Rules for words and phrase ending in –s that are singular rather than plural
1. Some common and proper nouns ending in –s- including –ics nouns –are
singular and take singular inflections.
2. Plural tittles of books, plays, operas, films, etc, take the singular.
3. Nouns occurring in sets of two take the singular when the noun pair is present,
but the plural when pair is absent-regardless of whether one pair or more is
being referred to.
4. A number of takes the plural, but the number of takes the singular.
5. Fractions and percentages take the singular when they modify a mass noun and
the plural when they modify a plural noun; either the singular or the plural may
be used when they modify a collective noun.
6. Conflicting rules for none and problems with all, each, and every.
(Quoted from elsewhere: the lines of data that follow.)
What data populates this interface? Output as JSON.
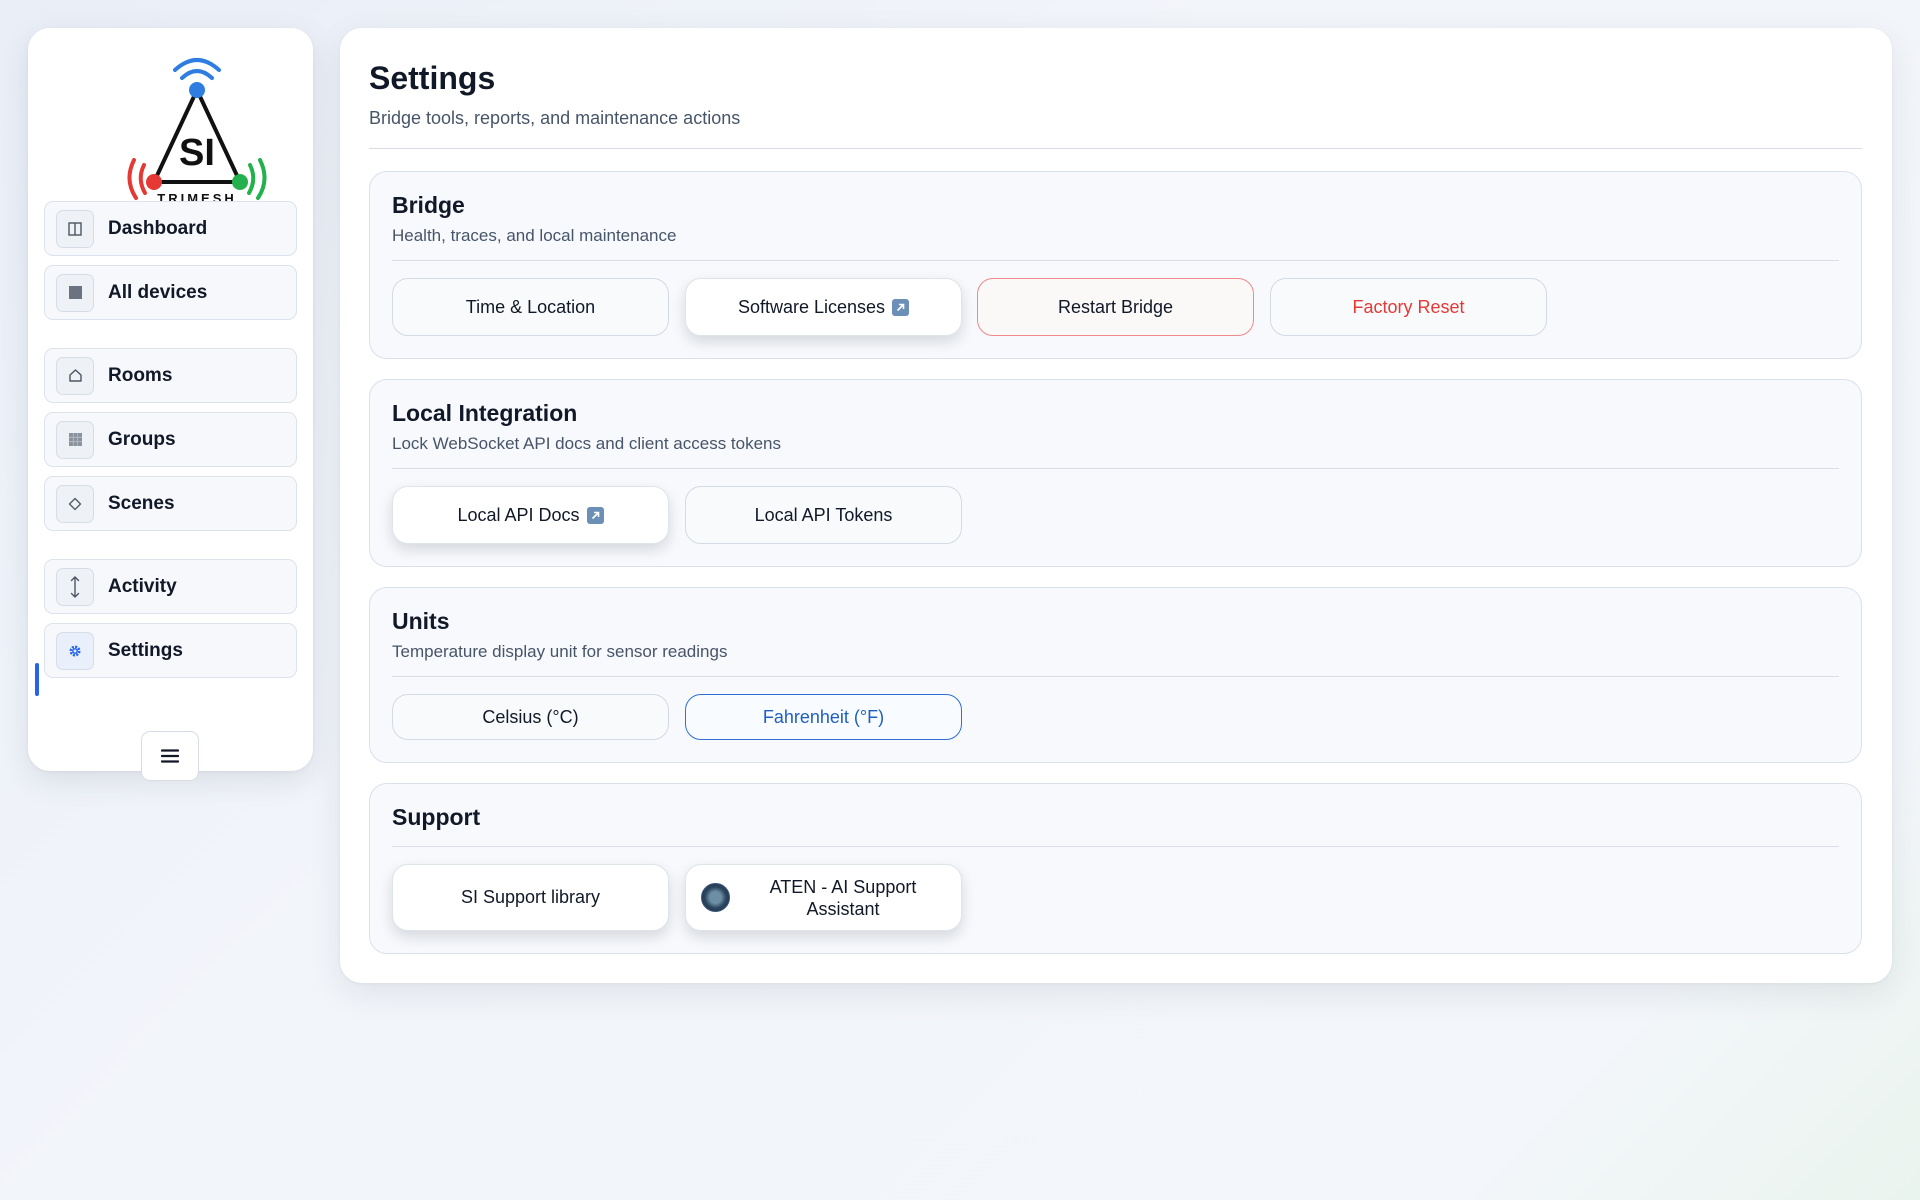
{
  "brand": {
    "logo_text": "SI",
    "logo_subtext": "TRIMESH"
  },
  "sidebar": {
    "items": [
      {
        "label": "Dashboard",
        "icon": "columns-icon"
      },
      {
        "label": "All devices",
        "icon": "square-icon"
      },
      {
        "label": "Rooms",
        "icon": "home-icon"
      },
      {
        "label": "Groups",
        "icon": "grid-icon"
      },
      {
        "label": "Scenes",
        "icon": "diamond-icon"
      },
      {
        "label": "Activity",
        "icon": "vertical-arrows-icon"
      },
      {
        "label": "Settings",
        "icon": "gear-icon",
        "active": true
      }
    ],
    "menu_icon": "hamburger-icon"
  },
  "page": {
    "title": "Settings",
    "subtitle": "Bridge tools, reports, and maintenance actions"
  },
  "sections": {
    "bridge": {
      "title": "Bridge",
      "description": "Health, traces, and local maintenance",
      "buttons": {
        "time_location": "Time & Location",
        "software_licenses": "Software Licenses",
        "restart_bridge": "Restart Bridge",
        "factory_reset": "Factory Reset"
      }
    },
    "local_integration": {
      "title": "Local Integration",
      "description": "Lock WebSocket API docs and client access tokens",
      "buttons": {
        "local_api_docs": "Local API Docs",
        "local_api_tokens": "Local API Tokens"
      }
    },
    "units": {
      "title": "Units",
      "description": "Temperature display unit for sensor readings",
      "options": {
        "celsius": "Celsius (°C)",
        "fahrenheit": "Fahrenheit (°F)"
      },
      "selected": "fahrenheit"
    },
    "support": {
      "title": "Support",
      "buttons": {
        "support_library": "SI Support library",
        "aten_assistant": "ATEN - AI Support Assistant"
      }
    }
  },
  "colors": {
    "accent": "#2563eb",
    "danger": "#e53935",
    "logo_blue": "#2f7de1",
    "logo_red": "#e53935",
    "logo_green": "#22b14c"
  }
}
7. Confusion with majority and minority.
Personal pronouns pose special problems when used with the correlatives, where
the rule of proximity would have us produce either you or I am, neither you nor he is,
etc. The immediately preceding example is especially interesting because are is a gap-
filling substitute for am in some other constructions. One other case where the
proximity principle does in fact apply and where traditional grammar would not
prescribe its use is in sentence beginning with their followed by conjoined noun
phrases.
GRAMMATICAL DESCRIPTION
Introduction
All lexical items belong to a part of speech. That is to say, they are nouns,
auxiliary verbs, verbs, adjectives, adverbs, determiners, intensifiers, or prepositions. The
other part of speech, constitute closed lexical categories, since they contain far fewer
items than the open ones and they do not readily add new items or discard old ones.
Compounding
Compounding is a word-formation process that occurs in some languages but not
in others.
Morphological affixation
There are two kinds of morphological affixes in English. An inflection carries
grammatical meaning and changes the form of a word without changing its basic part of
speech.
Incorporation
The third important lexical process is incorporation. This occurs when some
element in the sentence becomes a part of another element.
Verb-noun restriction
The phrase structure rules for our grammar do not distinguish between verbs that
take objects and verbs that do not take objects. There are of course, verbs that occurs
both transitively and intransitively with little or no change of meaning. Such verbs are,
nonetheless, consistently transitive and would be marked as such in the lexicon with
the added specification that a recoverable object often does not appear in the surface
structure or a sentence containing such a verb.
Adjective-PP restrictions
Adjective that follow the verb BE like verbs, are either transitive or intransitive;
however, when an adjective take an object. Frequently, a verb or transitive adjective
must be followed by a particular preposition or a given noun phrase must be preceded
by a particular preposition.
Lexical collocation
Other information that should ideally be provided in a lexicon designed to serve
ESL/EFL learner are collocations, syntactic relationship. In other words, if a particular
noun, this fact should be noted because it would be difficult for a learner to use. Such
collocation relationships also occur in patterns other than subject-verb one and are often
subtle and not at all obvious to the learner. Certainly it would be useful for ESL/EFL
learners to have access to the significant collocates of all the lexical items they are
expected to acquire and use. Much additional research, however, will have to be carried
out before such information will be readily available.
Semantic restriction
Common nouns are concrete and abstract, and concrete nouns are-in addition-
living or nonliving, animate or inanimate, and human or nonhuman. Verbs, likewise, are
often very specific concerning the kinds of subject or subject nouns they can co-occur
with. Several other useful generalizations about these verbs were made by Fillmore, but
these examples demonstrate that to understand a lexical item entails knowing precisely
how it differs from other similar item.